While nearly all Singapore films struggle to find an audience at home — director-funnyman Jack Neo (“I Not Stupid,” “Money No Enough”) is the exception, accounting for most of the top 10 Singaporean chart hits — increasingly they are selling abroad.
Handled by France’s MK2, Eric Khoo’s “Ramen Shop” (aka “Ramen Teh”) earned sales in some 40 territories, including a release through Strand in the U.S. and 150,000 admissions in France through KMBO. Boo Junfeng’s death penalty drama “Apprentice” sold to 15, including Film Movement in the U.S. “Ilo Ilo” scored strongly for France’s Memento (the company is also handling Chen’s upcoming “Wet Season”). Cercamon scored a U.S. deal with Kino Lorber for the U.S. with “Pop Aye.” And “A Land Imagined” managed a theatrical release in France through Epicentre, before remaining rights were scooped up by Netflix.
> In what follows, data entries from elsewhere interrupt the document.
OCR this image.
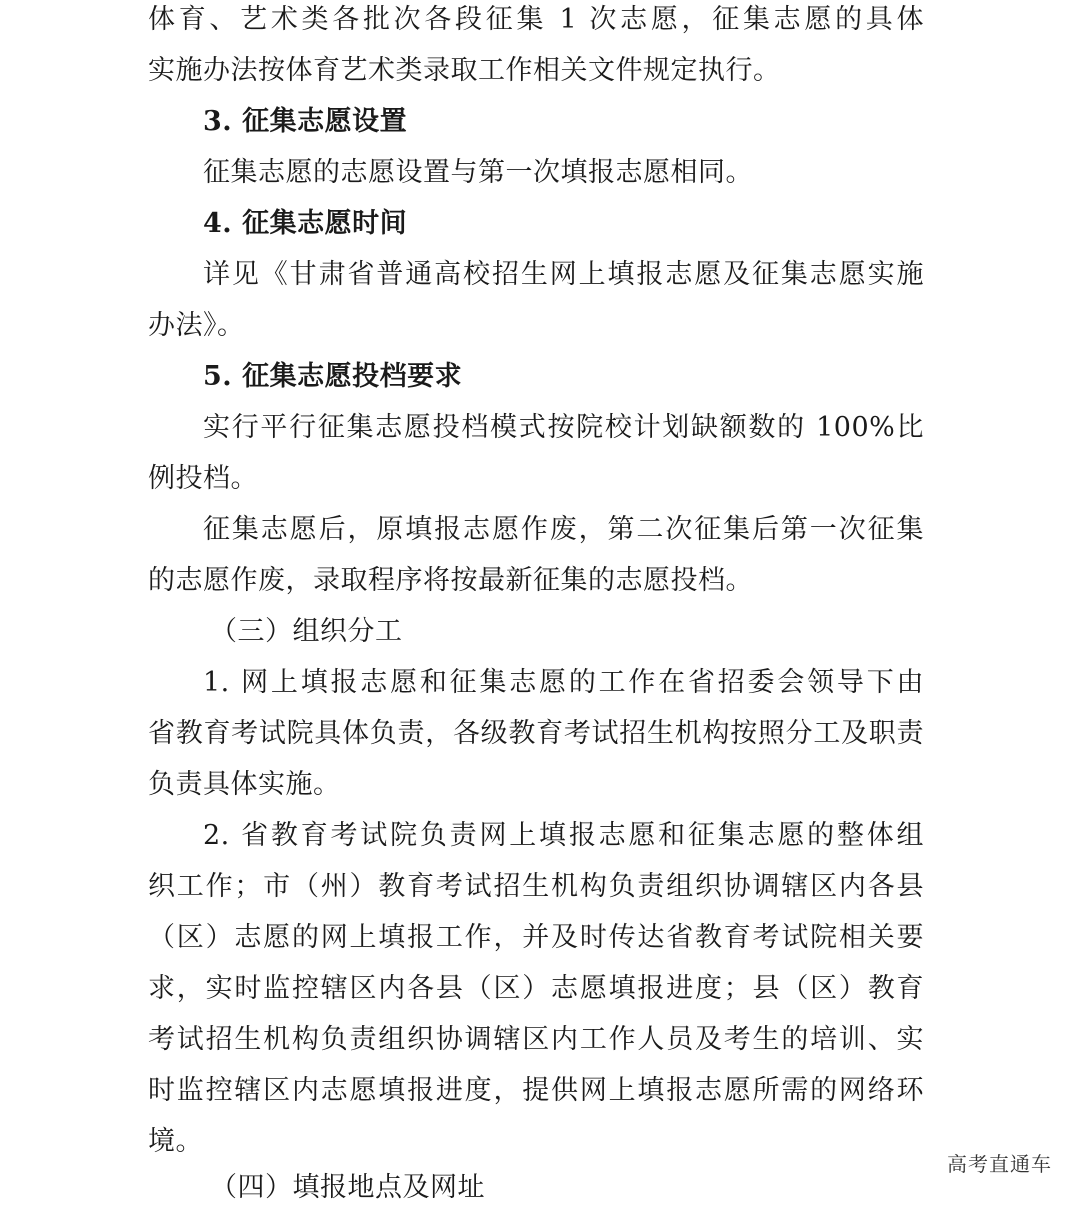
体育、艺术类各批次各段征集 1 次志愿，征集志愿的具体
实施办法按体育艺术类录取工作相关文件规定执行。
3. 征集志愿设置
征集志愿的志愿设置与第一次填报志愿相同。
4. 征集志愿时间
详见《甘肃省普通高校招生网上填报志愿及征集志愿实施
办法》。
5. 征集志愿投档要求
实行平行征集志愿投档模式按院校计划缺额数的 100%比
例投档。
征集志愿后，原填报志愿作废，第二次征集后第一次征集
的志愿作废，录取程序将按最新征集的志愿投档。
（三）组织分工
1. 网上填报志愿和征集志愿的工作在省招委会领导下由
省教育考试院具体负责，各级教育考试招生机构按照分工及职责
负责具体实施。
2. 省教育考试院负责网上填报志愿和征集志愿的整体组
织工作；市（州）教育考试招生机构负责组织协调辖区内各县
（区）志愿的网上填报工作，并及时传达省教育考试院相关要
求，实时监控辖区内各县（区）志愿填报进度；县（区）教育
考试招生机构负责组织协调辖区内工作人员及考生的培训、实
时监控辖区内志愿填报进度，提供网上填报志愿所需的网络环
境。
（四）填报地点及网址
高考直通车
“Singaporean films are not perceived as a brand in the market in the same way as Korean cinema has a brand image. It is more a question of young, fresh, out-of-the-box Asian cinema, regardless of the nationality. These days [Singapore films] appeal to art-house buyers around the world, the same ones who buy award-winning movies at A-list festivals,” says one European executive who has been involved with multiple Singapore titles.
A useful strength is Singapore films’ ability to sell both in the West and within Asia. That may reflect Singapore itself, as a mix of East and East. Or its globetrotting directors: Chen is based in London. Tan is based in New York.
“Being low-budget is not necessarily a road to hell, since it challenges people’s creativity and the outcome can be more stunning. The stage that needs more investment and support is the developing process, scriptwriting in particular. That’s the main weakness of Asian low-budget cinema and it hinders crossover potential,” says the European executive.
On this point, too, there may be progress. “What signals that the recent festival success is not just a fluke, is how young upcoming Singapore filmmakers are regularly having short films selected in major festivals like Berlin, Cannes and Clermont-Ferrand,” says Raymond Phathanavirangoon, who produced “Apprentice.”
Phathanavirangoon also runs the Southeast Asia Fiction Film Lab (SEAFIC) producer and script development lab along European lines. “In our SEAFIC lab, four out of the 15 projects selected were from Singapore. For a small country with 5 million inhabitants, this is remarkable, and it signals a bright future ahead.”